TTS with AI Cloned Voices for Audiobooks, Narration, etc.

TTS with AI Cloned Voices for Audiobooks, Narration, etc. - Set-up and Installation

I have created an AI audiobook maker and narrator using various AI voice tools that I’ve explored on my channel. In this article, I’ll provide a detailed guide on installation and share a quick demo to get you started.

Features and Demo

I have an AI audiobook maker open and a processed audiobook ready. Useful features include:

Generating audiobooks from text files
Exporting to a single audio file
Regenerating audio for specific sentences

For instance, the sentence "penniless" did not sound right initially, but with audio regeneration, it was corrected.

Prerequisites

Hardware:

Nvidia graphics card (10 series upwards with at least 6GB VRam recommended)
Plan to add support for AMD and Mac in the future

Software:

CUDA: Ensure that you have the latest CUDA version installed.
Python: Python version 3.10 recommended.
Git: Necessary for cloning repositories.
VS Code: While optional, it’s highly recommended for better code management.
Tortoise TTS: Necessary for text-to-speech.

Installation Steps

First, ensure you have the following software:

Python 3.10 (make sure to add to PATH while installing)
Git
VS Code
Tortoise TTS Installation: Detailed on my YouTube tutorial or on the GitHub installation wiki.

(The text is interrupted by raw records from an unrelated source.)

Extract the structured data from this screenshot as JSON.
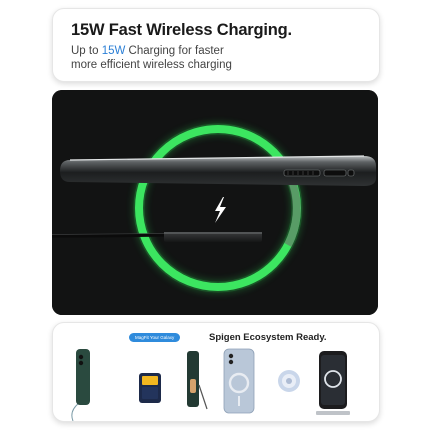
{
  "header": {
    "title": "15W Fast Wireless Charging.",
    "subtitle_line1_pre": "Up to ",
    "subtitle_highlight": "15W",
    "subtitle_line1_post": " Charging for faster",
    "subtitle_line2": "more efficient wireless charging"
  },
  "ecosystem": {
    "badge": "MagFit Your Galaxy",
    "title": "Spigen Ecosystem Ready.",
    "products": [
      {
        "icon": "phone-case-lanyard-icon"
      },
      {
        "icon": "wallet-card-holder-icon"
      },
      {
        "icon": "kickstand-case-icon"
      },
      {
        "icon": "magsafe-phone-case-icon"
      },
      {
        "icon": "magnetic-ring-mount-icon"
      },
      {
        "icon": "wireless-charger-phone-icon"
      }
    ]
  },
  "colors": {
    "accent": "#2b7fd6",
    "glow_ring": "#36e05a",
    "hero_background": "#121313"
  }
}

Clone the audiobook maker from GitHub:

git clone https://github.com/YourGitHub/audiobook_maker.git
cd audiobook_maker

Set up a virtual environment:

python -m venv venv
.\venv\Scripts\activate

Install dependencies like PyTorch:

pip install torch torchvision torchaudio
pip install -r requirements.txt
pip install --index-url https://pypi.org/simple/ rvc
pip install ffmpeg-python

Ensure additional files are in place:

rmvpe.pt and hubert_base.pt in the parent directory
azas.pth voice model in the voice_models directory

Download ffmpeg full build and place ffmpeg.exe and ffprobe.exe in the parent directory.

Configuration and Running

Open the project in VS Code and change the interpreter to the virtual environment. Restart the language server:

Ctrl + Shift + P -> Python: Restart Language Server

Edit torts.yaml:

voice: Mel
samples: 4
iterations: 32
temperature: 0.8

Launch Tortoise:

Locate and run start.bat
Go to the Local URL
Configure result folder and autoregressive model

Start the audiobook app:

python audiobook_app_2.0.py

Create a text file with your content and select it in the GUI. The interface allows for:

Playing generated audio
Regenerating sentences
Exporting as an audiobook file

Additional functionality includes handling interrupted sessions and continuation for generation from where it stopped.

Future Enhancements

Simplifying the installation process
Adding support for AMD and Mac
Support multiple languages for text-to-speech
Enhancements for better usability and performance

If you encounter any issues, reach out, and I’ll try to assist as much as possible.

Keywords

AI audiobook maker
AI voice tools
Nvidia graphics card
CUDA
Python 3.10
Git
VS Code
Tortoise TTS
PyTorch
Virtual Environment
ffmpeg

FAQ

Q1: What hardware do I need? A: An Nvidia graphics card, preferably from the 10 series upward with at least 6GB of VRAM.

Q2: Can I use this tool on AMD or Mac? A: Currently, it’s limited to Nvidia GPUs, but plans are underway to support AMD and Mac in the future.

Q3: What software do I need to install? A: You need to install CUDA, Python 3.10, Git, VS Code, Tortoise TTS, PyTorch, and ffmpeg.

Q4: Where can I download the necessary files and dependencies? A: Links to download all required software and files are provided in the detailed guide above.

Q5: Can I regenerate specific sentences in the audiobook? A: Yes, the tool allows for regenerating audio for specific sentences if the initial generation is not satisfactory.

Q6: How do I handle interrupted audiobook generation sessions? A: You can load the existing audiobook and continue generation from where it left off using the application’s built-in functionality.